Sahası Hadis’ti. Yani ilmi yürüyüşü, Hazret-i Peygamber aleyhisselâm’ın dünyasında geçti. O dünyada, hem ilim yapıp hem de “Rasulullah ile aynîleşme gayreti içinde bulunmak” önemli bir hayat disipliniydi. Raşit Hoca benim gözümde onu başaran güzel insanlardan birisiydi.
Hazreti Peygamber ki, O’nunla aynîleşmek, önce O’nun yüce ahlâkını kuşanmak anlamına gelirdi, benim gözümde Raşid Hoca o yolda cehdeden müstesna insanlar arasındaydı.
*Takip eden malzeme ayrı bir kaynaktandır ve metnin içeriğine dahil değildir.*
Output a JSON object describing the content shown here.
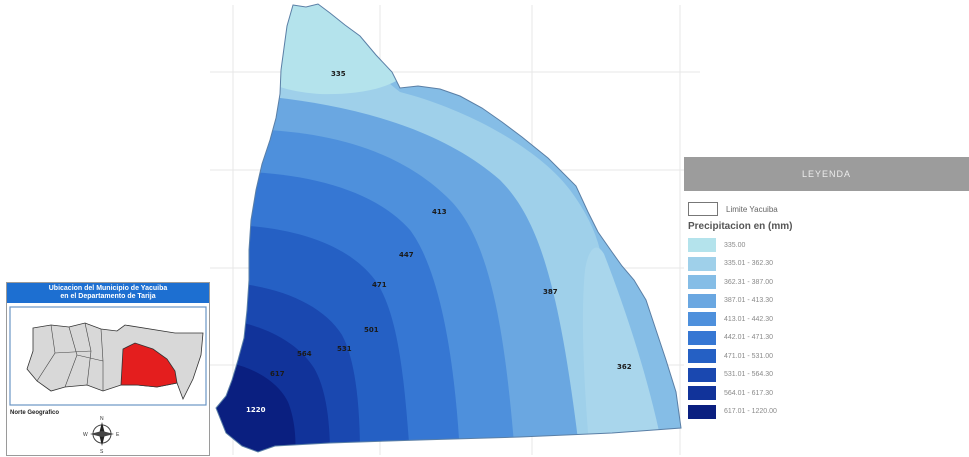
{
  "map": {
    "isolines": [
      {
        "id": "335",
        "text": "335"
      },
      {
        "id": "413",
        "text": "413"
      },
      {
        "id": "447",
        "text": "447"
      },
      {
        "id": "471",
        "text": "471"
      },
      {
        "id": "387",
        "text": "387"
      },
      {
        "id": "501",
        "text": "501"
      },
      {
        "id": "531",
        "text": "531"
      },
      {
        "id": "564",
        "text": "564"
      },
      {
        "id": "617",
        "text": "617"
      },
      {
        "id": "362",
        "text": "362"
      },
      {
        "id": "1220",
        "text": "1220"
      }
    ]
  },
  "inset": {
    "title_line1": "Ubicacion del Municipio de Yacuiba",
    "title_line2": "en el Departamento de Tarija",
    "north_label": "Norte Geografico",
    "compass": {
      "n": "N",
      "s": "S",
      "e": "E",
      "w": "W"
    },
    "highlight_color": "#e41e1e"
  },
  "legend": {
    "title": "LEYENDA",
    "boundary_label": "Limite Yacuiba",
    "subtitle": "Precipitacion en (mm)",
    "classes": [
      {
        "label": "335.00",
        "color": "#b4e3ec"
      },
      {
        "label": "335.01 - 362.30",
        "color": "#9fd0ea"
      },
      {
        "label": "362.31 - 387.00",
        "color": "#85bde6"
      },
      {
        "label": "387.01 - 413.30",
        "color": "#6aa7e1"
      },
      {
        "label": "413.01 - 442.30",
        "color": "#4e90dc"
      },
      {
        "label": "442.01 - 471.30",
        "color": "#3677d3"
      },
      {
        "label": "471.01 - 531.00",
        "color": "#2560c4"
      },
      {
        "label": "531.01 - 564.30",
        "color": "#1a48b0"
      },
      {
        "label": "564.01 - 617.30",
        "color": "#11339a"
      },
      {
        "label": "617.01 - 1220.00",
        "color": "#0a1f80"
      }
    ]
  }
}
Hazreti Peygamber’in izinde yürümek, O’nun, Allah Teala tarafından tebcil edilen “alemlere rahmet” vasfı ile donanmak anlamına gelirdi, Raşit Hoca’yı tanıyanlar onun yufka yüreğini, munisliğini, munsıflığını (insaflı, merhametli, Hakkı kabul eden, Hakka riayet eden) bilirler, teslim ederler.
“Sevgi Medeniyeti”ni yazmıştı. Hazreti Peygamber’in dünyasından süzdüğü dünyanın adı buydu ona göre. Bunun altını çizmek önemliydi. Ben “Güzel Müslüman olmak” demiştim, Rasûlullah’ın bir kişi...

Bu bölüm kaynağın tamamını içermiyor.